Karen Nielson, the director of UC Berkeley’s Disabled Students Program, said in an email that she believes that, if successful, ASPIRE could serve as a model for other programs across the country.

Nielson added that people with disabilities are significantly underemployed — even when they possess college degrees from institutions such as UC Berkeley.

“Transition programs like this one, where students have an opportunity to improve their skills while also showing the value they bring to the workplace are excellent examples of ways to address underemployment and tap into the wealth of experience and knowledge that our graduates with disabilities bring to the table,” Nielson said in an email.

According to Oliver Thornton, CEO and co-founder of Coding Autism, 90 percent of individuals with autism are unemployed. Thornton said he believes that companies don’t know how to screen “autistic talent” because of their traditional methods of interviewing.

“The recruiter might interview them in a very social manner — in a manner that does not address their strengths,” Thornton said. “It makes them look unqualified when they might be the perfect employee for the job.”

Thornton said his primary motivation behind Coding Autism was personal — he and his two brothers are along the autistic spectrum. Weinhart, Thornton’s childhood friend, said he has often been surrounded by people with autism, which has influenced him to give back to this community.

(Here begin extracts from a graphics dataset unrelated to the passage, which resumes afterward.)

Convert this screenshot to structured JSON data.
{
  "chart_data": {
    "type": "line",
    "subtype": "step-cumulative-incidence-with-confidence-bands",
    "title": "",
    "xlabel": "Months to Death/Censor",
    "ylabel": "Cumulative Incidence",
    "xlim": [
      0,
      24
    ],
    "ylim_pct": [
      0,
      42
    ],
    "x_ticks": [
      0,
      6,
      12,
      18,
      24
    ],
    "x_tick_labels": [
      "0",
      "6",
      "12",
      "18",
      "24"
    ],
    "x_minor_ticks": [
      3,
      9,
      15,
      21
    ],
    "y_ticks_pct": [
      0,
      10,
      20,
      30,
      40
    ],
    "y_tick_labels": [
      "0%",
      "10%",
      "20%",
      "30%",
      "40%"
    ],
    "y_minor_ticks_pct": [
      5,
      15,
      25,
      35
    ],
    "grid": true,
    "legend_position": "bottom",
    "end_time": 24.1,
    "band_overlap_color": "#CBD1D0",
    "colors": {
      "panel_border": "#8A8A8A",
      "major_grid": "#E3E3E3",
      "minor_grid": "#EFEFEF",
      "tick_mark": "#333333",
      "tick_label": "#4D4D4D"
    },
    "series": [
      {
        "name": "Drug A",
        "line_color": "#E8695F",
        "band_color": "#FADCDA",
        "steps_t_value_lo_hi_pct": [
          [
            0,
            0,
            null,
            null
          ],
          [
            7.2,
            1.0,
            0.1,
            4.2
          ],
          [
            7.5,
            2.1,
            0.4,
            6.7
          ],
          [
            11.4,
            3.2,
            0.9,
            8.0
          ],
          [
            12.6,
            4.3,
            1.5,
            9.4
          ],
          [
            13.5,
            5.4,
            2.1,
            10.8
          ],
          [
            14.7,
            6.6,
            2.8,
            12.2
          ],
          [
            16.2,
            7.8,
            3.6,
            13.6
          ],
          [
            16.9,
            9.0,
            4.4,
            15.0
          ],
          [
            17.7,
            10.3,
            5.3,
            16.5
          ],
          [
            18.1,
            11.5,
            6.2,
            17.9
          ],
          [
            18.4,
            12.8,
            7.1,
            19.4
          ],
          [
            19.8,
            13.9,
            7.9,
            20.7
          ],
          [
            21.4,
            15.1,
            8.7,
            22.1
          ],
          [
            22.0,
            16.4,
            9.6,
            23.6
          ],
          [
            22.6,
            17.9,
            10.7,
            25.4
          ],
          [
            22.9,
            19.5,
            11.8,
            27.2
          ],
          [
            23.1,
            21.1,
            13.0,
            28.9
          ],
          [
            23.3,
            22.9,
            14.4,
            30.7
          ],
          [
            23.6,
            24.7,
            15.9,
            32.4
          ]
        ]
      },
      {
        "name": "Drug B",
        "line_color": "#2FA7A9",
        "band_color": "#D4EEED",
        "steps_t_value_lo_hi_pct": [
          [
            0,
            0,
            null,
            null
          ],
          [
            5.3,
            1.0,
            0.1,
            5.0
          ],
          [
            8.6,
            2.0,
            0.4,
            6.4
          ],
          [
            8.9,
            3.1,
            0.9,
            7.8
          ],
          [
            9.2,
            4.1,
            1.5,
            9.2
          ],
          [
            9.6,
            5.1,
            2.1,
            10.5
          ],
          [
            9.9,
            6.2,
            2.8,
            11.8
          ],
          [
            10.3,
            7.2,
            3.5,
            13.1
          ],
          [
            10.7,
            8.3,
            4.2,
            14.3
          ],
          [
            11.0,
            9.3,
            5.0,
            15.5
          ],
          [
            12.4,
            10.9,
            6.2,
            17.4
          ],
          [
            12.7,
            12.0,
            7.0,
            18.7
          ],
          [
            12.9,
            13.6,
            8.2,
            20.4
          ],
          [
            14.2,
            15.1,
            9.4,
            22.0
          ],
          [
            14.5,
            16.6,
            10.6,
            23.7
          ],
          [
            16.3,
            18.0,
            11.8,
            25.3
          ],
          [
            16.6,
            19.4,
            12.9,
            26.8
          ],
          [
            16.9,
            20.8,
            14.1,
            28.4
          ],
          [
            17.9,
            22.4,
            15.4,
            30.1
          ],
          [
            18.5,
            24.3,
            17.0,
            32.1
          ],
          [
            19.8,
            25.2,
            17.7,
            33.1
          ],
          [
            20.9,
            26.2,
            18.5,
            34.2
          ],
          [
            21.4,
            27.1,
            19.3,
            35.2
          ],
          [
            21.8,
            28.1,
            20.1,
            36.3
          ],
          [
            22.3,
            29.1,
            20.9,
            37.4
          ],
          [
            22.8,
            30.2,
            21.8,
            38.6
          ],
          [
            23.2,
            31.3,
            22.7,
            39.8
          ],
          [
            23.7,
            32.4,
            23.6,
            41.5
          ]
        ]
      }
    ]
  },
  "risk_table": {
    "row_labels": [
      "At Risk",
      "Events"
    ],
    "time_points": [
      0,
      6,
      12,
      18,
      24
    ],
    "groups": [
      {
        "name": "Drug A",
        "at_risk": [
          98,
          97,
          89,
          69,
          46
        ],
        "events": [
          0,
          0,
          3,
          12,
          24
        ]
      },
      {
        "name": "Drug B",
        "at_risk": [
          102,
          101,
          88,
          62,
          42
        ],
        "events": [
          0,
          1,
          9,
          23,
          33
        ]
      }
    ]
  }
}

Adam Ames, who freelances in manual software quality assurance and has a form of Autism Spectrum Disorder, said he plans on participating in the program. He added that he thinks programs such as ASPIRE will help people with disabilities “live a fuller life” by teaching them to hone their talents in a way that helps them be competitive in the job market.

“Having (those) specialized learning techniques that (apply) towards something like getting a job is really helpful to the community as a whole and also helpful for me,” Ames said.

Weinhart said the company hopes to launch ASPIRE in the fall or early next year, depending on the success of the crowdfunding campaign.